J'ai aussi perdu des personnes, perdu des sentiments et perdu mes derniers liens avec mon enfance. Ces choses-là, je ne pourrai jamais les retrouver alors je chéris les souvenirs qu'il me reste.
J'ai aussi vécu mes premiers échecs, tant sur la vie académique que personnelle. J'essaye de me convaincre du fait que ce qui compte ce n'est pas l'échec en lui-même, mais les leçons qu'on en tire et ce qu'on décide d'en faire, parce que je suis persuadé que c'est la vérité. Une vie sans échec ne peut pas être bonne et pérenne, car on ne se rend pas compte de ses erreurs et on ne change donc pas. Il ne faut pas se laisser démonter ou démoraliser, et savoir se relever.
Pendant ces années, j'ai aussi découvert des sentiments merveilleux, j'ai fait entrer des personnes incroyables dans ma vie, d'autres en sont sortis après avoir fait leur temps. Aujourd'hui, certaines partiront aussi, j'en suis sûr. Je ne peux que me consoler en me disant qu'elles laissent leur place pour que d'autres puissent la prendre.
Je pense que je n'ai jamais aussi vécu intensément qu'en ces quelques années. Vous me direz, c'est bien normal, avant, j'étais un enfant et c'était impossible. Et pourtant.
Etonnemment, je ne regrette rien de ces années. Si j'avais des regrets, alors ça signifierait que l'adolescent d'il y a quelques années a fait tout de travers ou a mal fait les choses, et je refuse de penser à ça : je n'ai pas mal agi, j'ai juste fait ce qui me semblait le plus juste et le mieux pour moi quand j'en avais besoin.

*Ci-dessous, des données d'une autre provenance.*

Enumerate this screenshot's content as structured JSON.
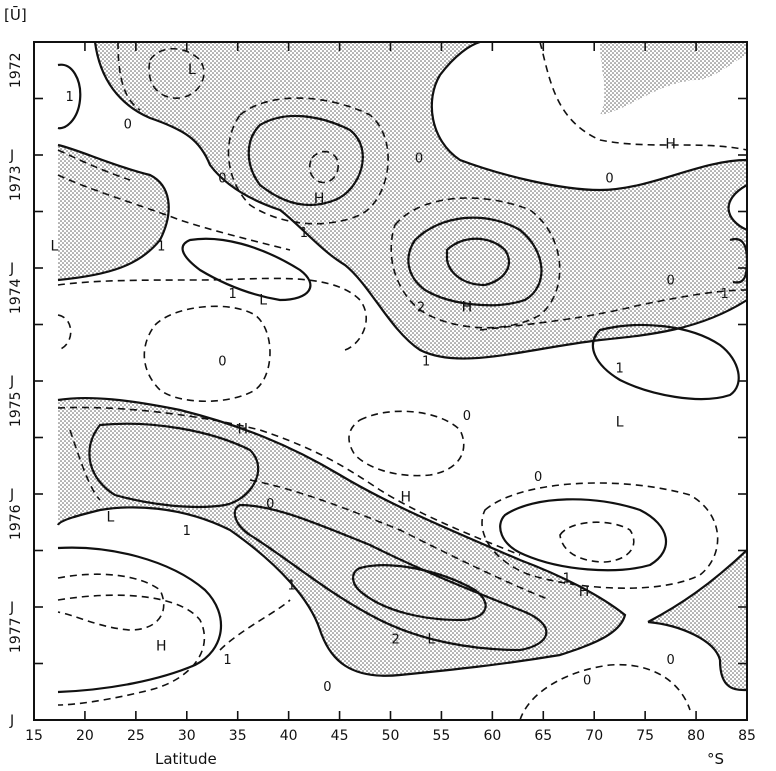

Ces années universitaires, ce temps qui a passé, se fait ressentir sur bien des aspects : le moral et la façon d'aborder à présent la vie, mais aussi sur le physique. J'ai toujours un sourire attendrissant aux lèvres quand je me revois tel que j'étais à dix-huit ans. J'ai toujours trouvé un peu ridicules les personnes qui s'adressaient à leur "moi" d'il y a quelques années en arrière avec une lettre ou un message vocal. Aujourd'hui, je les comprends. J'aurais aussi voulu me dire que tout irait mieux ou du moins, que les fardeaux s'allégeront et que je remonterai la pente. En prendre conscience aujourd'hui me fait dire que ce sera la même chose aussi dans quelques années.
Je ressens un pincement au cœur à l'instant où j'écris tout ça. Une page se tourne et la prochaine est vierge de toute écriture. Mes études sont en principe finie et je n'ai aucune idée de ce qu'on attend de moi, dorénavant. Quand je suis entré à la fac, je savais pour combien de temps j'en aurais et je savais quel était mon objectif final : être diplômé.

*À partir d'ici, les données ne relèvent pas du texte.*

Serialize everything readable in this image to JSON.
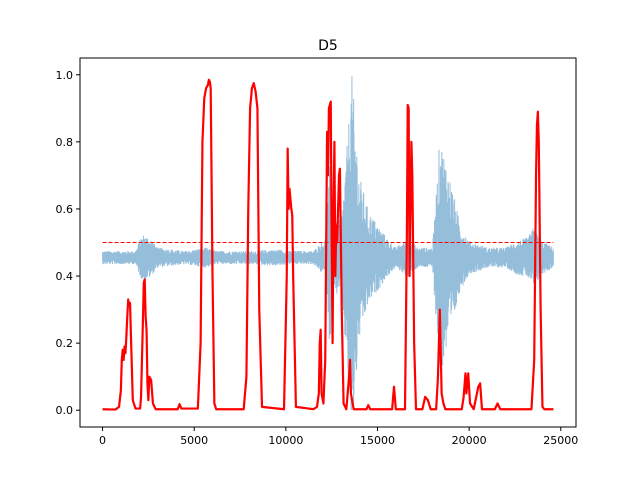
{
  "chart_data": {
    "type": "line",
    "title": "D5",
    "xlabel": "",
    "ylabel": "",
    "xlim": [
      -1230,
      25830
    ],
    "ylim": [
      -0.05,
      1.05
    ],
    "xticks": [
      0,
      5000,
      10000,
      15000,
      20000,
      25000
    ],
    "xtick_labels": [
      "0",
      "5000",
      "10000",
      "15000",
      "20000",
      "25000"
    ],
    "yticks": [
      0.0,
      0.2,
      0.4,
      0.6,
      0.8,
      1.0
    ],
    "ytick_labels": [
      "0.0",
      "0.2",
      "0.4",
      "0.6",
      "0.8",
      "1.0"
    ],
    "grid": false,
    "series": [
      {
        "role": "signal",
        "color": "#8fbad9",
        "baseline": 0.455,
        "x_end": 24600,
        "amplitude_envelope": [
          [
            0,
            0.02
          ],
          [
            1800,
            0.02
          ],
          [
            2000,
            0.05
          ],
          [
            2200,
            0.07
          ],
          [
            2600,
            0.06
          ],
          [
            3000,
            0.03
          ],
          [
            4500,
            0.02
          ],
          [
            5600,
            0.03
          ],
          [
            6200,
            0.02
          ],
          [
            8000,
            0.02
          ],
          [
            9500,
            0.025
          ],
          [
            10200,
            0.02
          ],
          [
            11500,
            0.02
          ],
          [
            12200,
            0.06
          ],
          [
            12400,
            0.28
          ],
          [
            12600,
            0.07
          ],
          [
            12800,
            0.12
          ],
          [
            13000,
            0.1
          ],
          [
            13300,
            0.3
          ],
          [
            13600,
            0.55
          ],
          [
            14000,
            0.25
          ],
          [
            14500,
            0.14
          ],
          [
            15000,
            0.1
          ],
          [
            15500,
            0.06
          ],
          [
            16000,
            0.03
          ],
          [
            16700,
            0.06
          ],
          [
            17200,
            0.03
          ],
          [
            18000,
            0.03
          ],
          [
            18400,
            0.36
          ],
          [
            18700,
            0.3
          ],
          [
            19000,
            0.23
          ],
          [
            19500,
            0.1
          ],
          [
            20000,
            0.05
          ],
          [
            21000,
            0.03
          ],
          [
            22000,
            0.03
          ],
          [
            22600,
            0.05
          ],
          [
            23200,
            0.06
          ],
          [
            23500,
            0.09
          ],
          [
            24000,
            0.05
          ],
          [
            24600,
            0.03
          ]
        ]
      },
      {
        "role": "probability",
        "color": "#ff0000",
        "points": [
          [
            0,
            0.003
          ],
          [
            700,
            0.002
          ],
          [
            900,
            0.01
          ],
          [
            1000,
            0.06
          ],
          [
            1050,
            0.15
          ],
          [
            1100,
            0.18
          ],
          [
            1150,
            0.15
          ],
          [
            1200,
            0.19
          ],
          [
            1250,
            0.17
          ],
          [
            1300,
            0.22
          ],
          [
            1350,
            0.28
          ],
          [
            1400,
            0.33
          ],
          [
            1450,
            0.31
          ],
          [
            1500,
            0.32
          ],
          [
            1550,
            0.22
          ],
          [
            1650,
            0.03
          ],
          [
            1800,
            0.005
          ],
          [
            2050,
            0.005
          ],
          [
            2100,
            0.04
          ],
          [
            2200,
            0.26
          ],
          [
            2250,
            0.38
          ],
          [
            2300,
            0.39
          ],
          [
            2350,
            0.28
          ],
          [
            2400,
            0.24
          ],
          [
            2450,
            0.08
          ],
          [
            2500,
            0.03
          ],
          [
            2550,
            0.1
          ],
          [
            2650,
            0.09
          ],
          [
            2750,
            0.02
          ],
          [
            2900,
            0.003
          ],
          [
            4100,
            0.003
          ],
          [
            4200,
            0.018
          ],
          [
            4300,
            0.005
          ],
          [
            5200,
            0.005
          ],
          [
            5350,
            0.2
          ],
          [
            5450,
            0.8
          ],
          [
            5550,
            0.93
          ],
          [
            5650,
            0.96
          ],
          [
            5750,
            0.97
          ],
          [
            5800,
            0.985
          ],
          [
            5850,
            0.98
          ],
          [
            5900,
            0.96
          ],
          [
            6000,
            0.4
          ],
          [
            6100,
            0.02
          ],
          [
            6200,
            0.003
          ],
          [
            7700,
            0.003
          ],
          [
            7850,
            0.1
          ],
          [
            7950,
            0.6
          ],
          [
            8050,
            0.9
          ],
          [
            8150,
            0.96
          ],
          [
            8250,
            0.975
          ],
          [
            8350,
            0.95
          ],
          [
            8450,
            0.9
          ],
          [
            8550,
            0.3
          ],
          [
            8700,
            0.01
          ],
          [
            9900,
            0.003
          ],
          [
            10050,
            0.4
          ],
          [
            10100,
            0.78
          ],
          [
            10150,
            0.6
          ],
          [
            10200,
            0.66
          ],
          [
            10300,
            0.6
          ],
          [
            10350,
            0.58
          ],
          [
            10400,
            0.4
          ],
          [
            10550,
            0.01
          ],
          [
            11500,
            0.003
          ],
          [
            11700,
            0.01
          ],
          [
            11800,
            0.05
          ],
          [
            11850,
            0.2
          ],
          [
            11900,
            0.24
          ],
          [
            11950,
            0.05
          ],
          [
            12050,
            0.02
          ],
          [
            12150,
            0.15
          ],
          [
            12250,
            0.83
          ],
          [
            12300,
            0.7
          ],
          [
            12350,
            0.9
          ],
          [
            12450,
            0.92
          ],
          [
            12500,
            0.5
          ],
          [
            12550,
            0.2
          ],
          [
            12600,
            0.6
          ],
          [
            12650,
            0.8
          ],
          [
            12700,
            0.4
          ],
          [
            12750,
            0.55
          ],
          [
            12800,
            0.5
          ],
          [
            12900,
            0.7
          ],
          [
            12950,
            0.72
          ],
          [
            13050,
            0.3
          ],
          [
            13150,
            0.02
          ],
          [
            13300,
            0.003
          ],
          [
            13450,
            0.1
          ],
          [
            13500,
            0.15
          ],
          [
            13550,
            0.05
          ],
          [
            13700,
            0.003
          ],
          [
            14400,
            0.003
          ],
          [
            14500,
            0.015
          ],
          [
            14600,
            0.003
          ],
          [
            15800,
            0.003
          ],
          [
            15900,
            0.07
          ],
          [
            16000,
            0.003
          ],
          [
            16500,
            0.003
          ],
          [
            16600,
            0.5
          ],
          [
            16650,
            0.91
          ],
          [
            16700,
            0.9
          ],
          [
            16750,
            0.4
          ],
          [
            16800,
            0.6
          ],
          [
            16850,
            0.8
          ],
          [
            16900,
            0.7
          ],
          [
            17000,
            0.2
          ],
          [
            17100,
            0.003
          ],
          [
            17450,
            0.003
          ],
          [
            17600,
            0.04
          ],
          [
            17750,
            0.03
          ],
          [
            17900,
            0.003
          ],
          [
            18200,
            0.003
          ],
          [
            18300,
            0.1
          ],
          [
            18400,
            0.3
          ],
          [
            18500,
            0.05
          ],
          [
            18600,
            0.02
          ],
          [
            18700,
            0.003
          ],
          [
            19600,
            0.003
          ],
          [
            19700,
            0.04
          ],
          [
            19800,
            0.11
          ],
          [
            19850,
            0.05
          ],
          [
            19950,
            0.11
          ],
          [
            20050,
            0.02
          ],
          [
            20250,
            0.003
          ],
          [
            20500,
            0.07
          ],
          [
            20600,
            0.08
          ],
          [
            20700,
            0.003
          ],
          [
            21400,
            0.003
          ],
          [
            21550,
            0.02
          ],
          [
            21700,
            0.003
          ],
          [
            23400,
            0.003
          ],
          [
            23550,
            0.15
          ],
          [
            23650,
            0.7
          ],
          [
            23700,
            0.85
          ],
          [
            23750,
            0.89
          ],
          [
            23800,
            0.8
          ],
          [
            23900,
            0.3
          ],
          [
            24000,
            0.01
          ],
          [
            24100,
            0.003
          ],
          [
            24600,
            0.003
          ]
        ]
      },
      {
        "role": "threshold",
        "color": "#ff0000",
        "style": "dashed",
        "y": 0.5,
        "x_range": [
          0,
          24600
        ]
      }
    ]
  }
}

Aujourd'hui, je n'ai que des objectifs à court-moyen terme. Et c'est terrorisant. Je suis incapable de m'imaginer dans trois ans, ni même dans un an. Je ne sais pas où je serai, ni ce que je ferai et si j'aurais réussi mes objectifs. Et que va-t-il se passer si je ne les atteins pas ? Je sais que, dans ce cas, le monde n'arrêtera pas de tourner, ni la vie de continuer, mais réussirai-je à nager dans ces eaux troubles ?
Au final, ces appréhensions sont certainement les mêmes que celles passées. Leur cœur est identique, même si elles ne prennent pas la même forme. Et je suppose que la vie est ainsi : on ne sait jamais ce que le futur nous réserve.
J'ai au moins une certitude : ces années m'ont fait grandir, voire peut-être changer d'une certaine manière. Ça ne cessera jamais, comme il en va pour les doutes et les questionnements. Mais je pense qu'en fin de compte, c'est ainsi qu'on avance : à pas lents mais sûrs, mais sans jamais faillir et en restant soi-même.
Je me fais la promesse de toujours me rester fidèle.